Он помолчал, потом опустился на низкий табурет рядом с постелью — не так близко, как накануне, когда держал меня за запястье, а на расстоянии, которое человек выбирает, когда готовится сказать что-то серьёзное и хочет иметь возможность отступить, если реакция окажется неожиданной.
— Записи Богдана хранятся у меня, — сказал он тихо. — Не все — часть я передал Совету после его смерти, как положено, часть... оставил себе, потому что не был уверен, что Совет распорядится ими правильно. Там есть журнал наблюдений за станцией. Даты сбоев, симптомы перед каждым сбоем, его собственные предположения о причинах. Он не верил, что всё это случайности. Я нашёл журнал уже после его похорон, разбирая вещи, — и с тех пор ношу его с собой, потому что не доверяю никому в Периметре настолько, чтобы оставить его где-то ещё.
— Покажешь мне?
— Покажу, — согласился он после долгой паузы: решение далось ему нелегко, но он принял его окончательно. — Не сегодня — сегодня тебе нужен покой, что бы ты сама об этом ни думала. Завтра, когда сможешь сидеть без посторонней помощи.
Я хотела возразить, но тело выбрало этот момент, чтобы напомнить о своих реальных возможностях: волна усталости прошла сквозь меня настолько ощутимо, что спорить дальше было бы просто нечестно по отношению к собственной физиологии.
— Хорошо, — сказала я. — Завтра.
Максим кивнул, и на секунду между нами повисла тишина, не тяжёлая, но и не совсем лёгкая — тишина двух людей, которые только вчера, по сути, познакомились по-настоящему, хотя, судя по обрывкам его слов и памяти тела, которое я занимала, знакомы были куда дольше.

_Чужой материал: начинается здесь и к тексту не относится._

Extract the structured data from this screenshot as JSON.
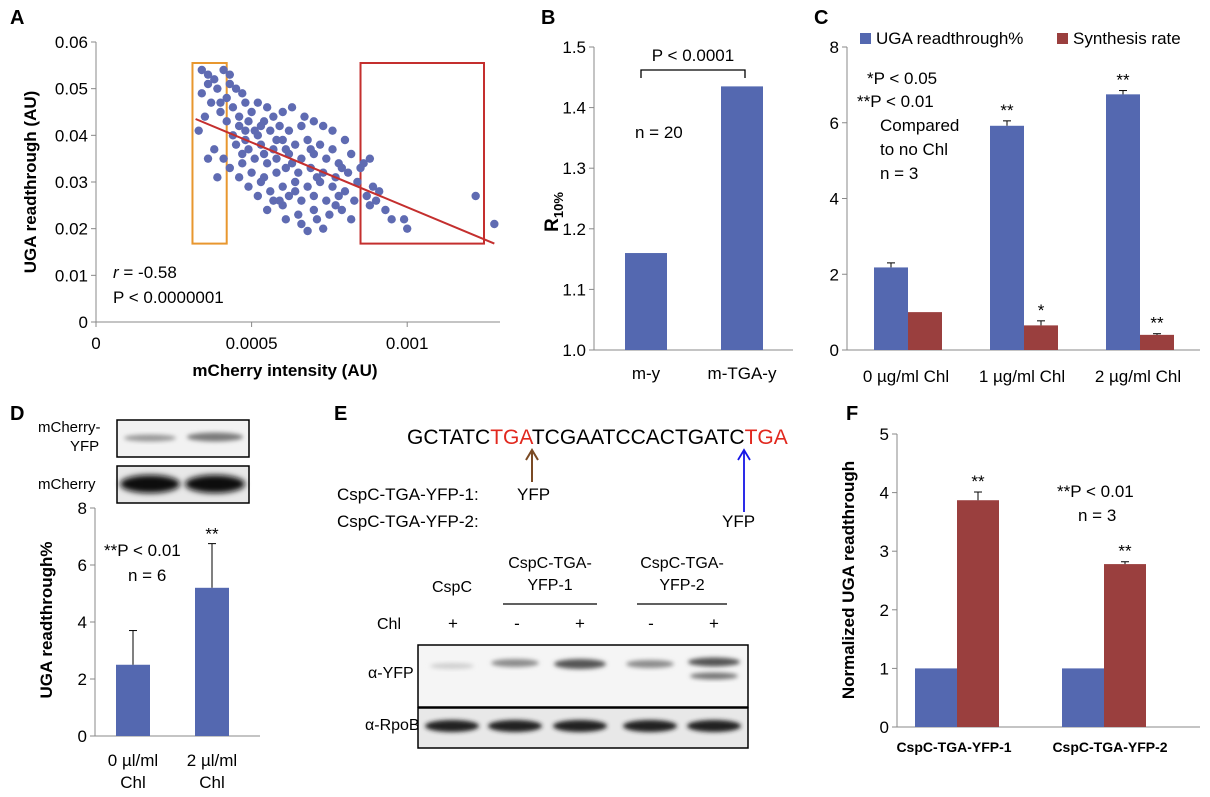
{
  "colors": {
    "blue": "#5468b0",
    "red": "#9a3f3e",
    "scatter": "#5f6bb2",
    "fit": "#c42f2e",
    "orange": "#e8972f",
    "seq_red": "#e1281e",
    "brown": "#7a4a24",
    "arrow_blue": "#1616e6",
    "axis": "#888888"
  },
  "chart_data": [
    {
      "panel": "A",
      "type": "scatter",
      "xlabel": "mCherry intensity (AU)",
      "ylabel": "UGA readthrough (AU)",
      "xlim": [
        0,
        0.0013
      ],
      "ylim": [
        0,
        0.06
      ],
      "xticks": [
        "0",
        "0.0005",
        "0.001"
      ],
      "yticks": [
        "0",
        "0.01",
        "0.02",
        "0.03",
        "0.04",
        "0.05",
        "0.06"
      ],
      "stats": {
        "r_label": "r",
        "r_value": " = -0.58",
        "p": "P < 0.0000001"
      },
      "fit_line": [
        [
          0.00032,
          0.0435
        ],
        [
          0.00128,
          0.0168
        ]
      ],
      "highlight_boxes": [
        {
          "color": "orange",
          "x": [
            0.00031,
            0.00042
          ],
          "y": [
            0.0168,
            0.0555
          ]
        },
        {
          "color": "red",
          "x": [
            0.00085,
            0.00133
          ],
          "y": [
            0.0168,
            0.0555
          ]
        }
      ],
      "points": [
        [
          0.00034,
          0.054
        ],
        [
          0.00036,
          0.053
        ],
        [
          0.00038,
          0.052
        ],
        [
          0.00041,
          0.054
        ],
        [
          0.00043,
          0.053
        ],
        [
          0.00039,
          0.05
        ],
        [
          0.00034,
          0.049
        ],
        [
          0.00037,
          0.047
        ],
        [
          0.00045,
          0.05
        ],
        [
          0.00042,
          0.048
        ],
        [
          0.00047,
          0.049
        ],
        [
          0.00035,
          0.044
        ],
        [
          0.00033,
          0.041
        ],
        [
          0.0004,
          0.045
        ],
        [
          0.00044,
          0.046
        ],
        [
          0.00048,
          0.047
        ],
        [
          0.00046,
          0.044
        ],
        [
          0.0005,
          0.045
        ],
        [
          0.00052,
          0.047
        ],
        [
          0.00055,
          0.046
        ],
        [
          0.00042,
          0.043
        ],
        [
          0.00046,
          0.042
        ],
        [
          0.00049,
          0.043
        ],
        [
          0.00051,
          0.041
        ],
        [
          0.00054,
          0.043
        ],
        [
          0.00057,
          0.044
        ],
        [
          0.0006,
          0.045
        ],
        [
          0.00063,
          0.046
        ],
        [
          0.00067,
          0.044
        ],
        [
          0.00044,
          0.04
        ],
        [
          0.00048,
          0.039
        ],
        [
          0.00052,
          0.04
        ],
        [
          0.00056,
          0.041
        ],
        [
          0.00059,
          0.042
        ],
        [
          0.00062,
          0.041
        ],
        [
          0.00066,
          0.042
        ],
        [
          0.0007,
          0.043
        ],
        [
          0.00073,
          0.042
        ],
        [
          0.00076,
          0.041
        ],
        [
          0.00038,
          0.037
        ],
        [
          0.00041,
          0.035
        ],
        [
          0.00045,
          0.038
        ],
        [
          0.00049,
          0.037
        ],
        [
          0.00053,
          0.038
        ],
        [
          0.00057,
          0.037
        ],
        [
          0.0006,
          0.039
        ],
        [
          0.00064,
          0.038
        ],
        [
          0.00068,
          0.039
        ],
        [
          0.00072,
          0.038
        ],
        [
          0.00076,
          0.037
        ],
        [
          0.0008,
          0.039
        ],
        [
          0.00043,
          0.033
        ],
        [
          0.00047,
          0.034
        ],
        [
          0.00051,
          0.035
        ],
        [
          0.00055,
          0.034
        ],
        [
          0.00058,
          0.035
        ],
        [
          0.00062,
          0.036
        ],
        [
          0.00066,
          0.035
        ],
        [
          0.0007,
          0.036
        ],
        [
          0.00074,
          0.035
        ],
        [
          0.00078,
          0.034
        ],
        [
          0.00082,
          0.036
        ],
        [
          0.00046,
          0.031
        ],
        [
          0.0005,
          0.032
        ],
        [
          0.00054,
          0.031
        ],
        [
          0.00058,
          0.032
        ],
        [
          0.00061,
          0.033
        ],
        [
          0.00065,
          0.032
        ],
        [
          0.00069,
          0.033
        ],
        [
          0.00073,
          0.032
        ],
        [
          0.00077,
          0.031
        ],
        [
          0.00081,
          0.032
        ],
        [
          0.00085,
          0.033
        ],
        [
          0.00049,
          0.029
        ],
        [
          0.00053,
          0.03
        ],
        [
          0.00056,
          0.028
        ],
        [
          0.0006,
          0.029
        ],
        [
          0.00064,
          0.03
        ],
        [
          0.00068,
          0.029
        ],
        [
          0.00072,
          0.03
        ],
        [
          0.00076,
          0.029
        ],
        [
          0.0008,
          0.028
        ],
        [
          0.00084,
          0.03
        ],
        [
          0.00052,
          0.027
        ],
        [
          0.00057,
          0.026
        ],
        [
          0.00062,
          0.027
        ],
        [
          0.00066,
          0.026
        ],
        [
          0.0007,
          0.027
        ],
        [
          0.00074,
          0.026
        ],
        [
          0.00078,
          0.027
        ],
        [
          0.00083,
          0.026
        ],
        [
          0.00087,
          0.027
        ],
        [
          0.0009,
          0.026
        ],
        [
          0.00055,
          0.024
        ],
        [
          0.0006,
          0.025
        ],
        [
          0.00065,
          0.023
        ],
        [
          0.0007,
          0.024
        ],
        [
          0.00075,
          0.023
        ],
        [
          0.00079,
          0.024
        ],
        [
          0.00088,
          0.025
        ],
        [
          0.00093,
          0.024
        ],
        [
          0.00061,
          0.022
        ],
        [
          0.00066,
          0.021
        ],
        [
          0.00071,
          0.022
        ],
        [
          0.00095,
          0.022
        ],
        [
          0.00099,
          0.022
        ],
        [
          0.001,
          0.02
        ],
        [
          0.00068,
          0.0195
        ],
        [
          0.00073,
          0.02
        ],
        [
          0.00122,
          0.027
        ],
        [
          0.00128,
          0.021
        ],
        [
          0.00036,
          0.035
        ],
        [
          0.00039,
          0.031
        ],
        [
          0.00054,
          0.036
        ],
        [
          0.00063,
          0.034
        ],
        [
          0.00071,
          0.031
        ],
        [
          0.00086,
          0.034
        ],
        [
          0.00088,
          0.035
        ],
        [
          0.00058,
          0.039
        ],
        [
          0.00047,
          0.036
        ],
        [
          0.00061,
          0.037
        ],
        [
          0.00069,
          0.037
        ],
        [
          0.00079,
          0.033
        ],
        [
          0.00089,
          0.029
        ],
        [
          0.00091,
          0.028
        ],
        [
          0.00048,
          0.041
        ],
        [
          0.00053,
          0.042
        ],
        [
          0.0004,
          0.047
        ],
        [
          0.00036,
          0.051
        ],
        [
          0.00043,
          0.051
        ],
        [
          0.00077,
          0.025
        ],
        [
          0.00082,
          0.022
        ],
        [
          0.00064,
          0.028
        ],
        [
          0.00059,
          0.026
        ]
      ]
    },
    {
      "panel": "B",
      "type": "bar",
      "categories": [
        "m-y",
        "m-TGA-y"
      ],
      "values": [
        1.16,
        1.435
      ],
      "ylabel_main": "R",
      "ylabel_sub": "10%",
      "ylim": [
        1.0,
        1.5
      ],
      "yticks": [
        "1.0",
        "1.1",
        "1.2",
        "1.3",
        "1.4",
        "1.5"
      ],
      "annotations": {
        "p": "P < 0.0001",
        "n": "n = 20"
      }
    },
    {
      "panel": "C",
      "type": "bar",
      "categories": [
        "0 µg/ml Chl",
        "1 µg/ml Chl",
        "2 µg/ml Chl"
      ],
      "series": [
        {
          "name": "UGA readthrough%",
          "values": [
            2.18,
            5.92,
            6.75
          ],
          "errors": [
            0.12,
            0.13,
            0.1
          ],
          "marks": [
            "",
            "**",
            "**"
          ]
        },
        {
          "name": "Synthesis rate",
          "values": [
            1.0,
            0.65,
            0.4
          ],
          "errors": [
            0,
            0.12,
            0.03
          ],
          "marks": [
            "",
            "*",
            "**"
          ]
        }
      ],
      "ylim": [
        0,
        8
      ],
      "yticks": [
        "0",
        "2",
        "4",
        "6",
        "8"
      ],
      "legend": "top",
      "notes": [
        "*P < 0.05",
        "**P < 0.01",
        "Compared",
        "to no Chl",
        "n = 3"
      ]
    },
    {
      "panel": "D",
      "type": "bar",
      "categories_l1": [
        "0 µl/ml",
        "2 µl/ml"
      ],
      "categories_l2": [
        "Chl",
        "Chl"
      ],
      "values": [
        2.5,
        5.2
      ],
      "errors": [
        1.2,
        1.55
      ],
      "marks": [
        "",
        "**"
      ],
      "ylabel": "UGA readthrough%",
      "ylim": [
        0,
        8
      ],
      "yticks": [
        "0",
        "2",
        "4",
        "6",
        "8"
      ],
      "notes": [
        "**P < 0.01",
        "n = 6"
      ],
      "blot_labels": {
        "mcherry_yfp_1": "mCherry-",
        "mcherry_yfp_2": "YFP",
        "mcherry": "mCherry"
      }
    },
    {
      "panel": "F",
      "type": "bar",
      "categories": [
        "CspC-TGA-YFP-1",
        "CspC-TGA-YFP-2"
      ],
      "series": [
        {
          "values": [
            1.0,
            1.0
          ],
          "marks": [
            "",
            ""
          ]
        },
        {
          "values": [
            3.87,
            2.78
          ],
          "errors": [
            0.14,
            0.04
          ],
          "marks": [
            "**",
            "**"
          ]
        }
      ],
      "ylabel": "Normalized UGA readthrough",
      "ylim": [
        0,
        5
      ],
      "yticks": [
        "0",
        "1",
        "2",
        "3",
        "4",
        "5"
      ],
      "notes": [
        "**P < 0.01",
        "n = 3"
      ]
    }
  ],
  "panel_letters": {
    "a": "A",
    "b": "B",
    "c": "C",
    "d": "D",
    "e": "E",
    "f": "F"
  },
  "panel_e": {
    "seq": {
      "p1": "GCTATC",
      "tga1": "TGA",
      "p2": "TCGAATCCACTGATC",
      "tga2": "TGA"
    },
    "construct1": "CspC-TGA-YFP-1:",
    "construct1_target": "YFP",
    "construct2": "CspC-TGA-YFP-2:",
    "construct2_target": "YFP",
    "lane_header_cspc": "CspC",
    "grp1_l1": "CspC-TGA-",
    "grp1_l2": "YFP-1",
    "grp2_l1": "CspC-TGA-",
    "grp2_l2": "YFP-2",
    "chl_label": "Chl",
    "chl_signs": [
      "+",
      "-",
      "+",
      "-",
      "+"
    ],
    "blot_yfp": "α-YFP",
    "blot_rpob": "α-RpoB"
  }
}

— Можно спросить тебя кое о чём личном? — произнёс он неожиданно.
Я напряглась внутренне, хотя постаралась, чтобы лицо осталось спокойным.
— Спрашивай.
— Ты изменилась, — сказал он прямо, без предисловий, которых я боялась больше, чем самого вопроса. — Не физически — я понимаю, ожоги, шок, это объяснимо. Но то, как ты говоришь. То, как ты спрашиваешь. Раньше ты... — он замялся, подбирая слово, — раньше ты действовала по наитию. Хорошему наитию, но наитию. Сейчас ты формулируешь вопросы так, будто выстраиваешь план расследования. Это пугает меня немного, если честно. Не потому, что мне это не нравится. А потому, что я не понимаю, откуда это взялось за одну ночь.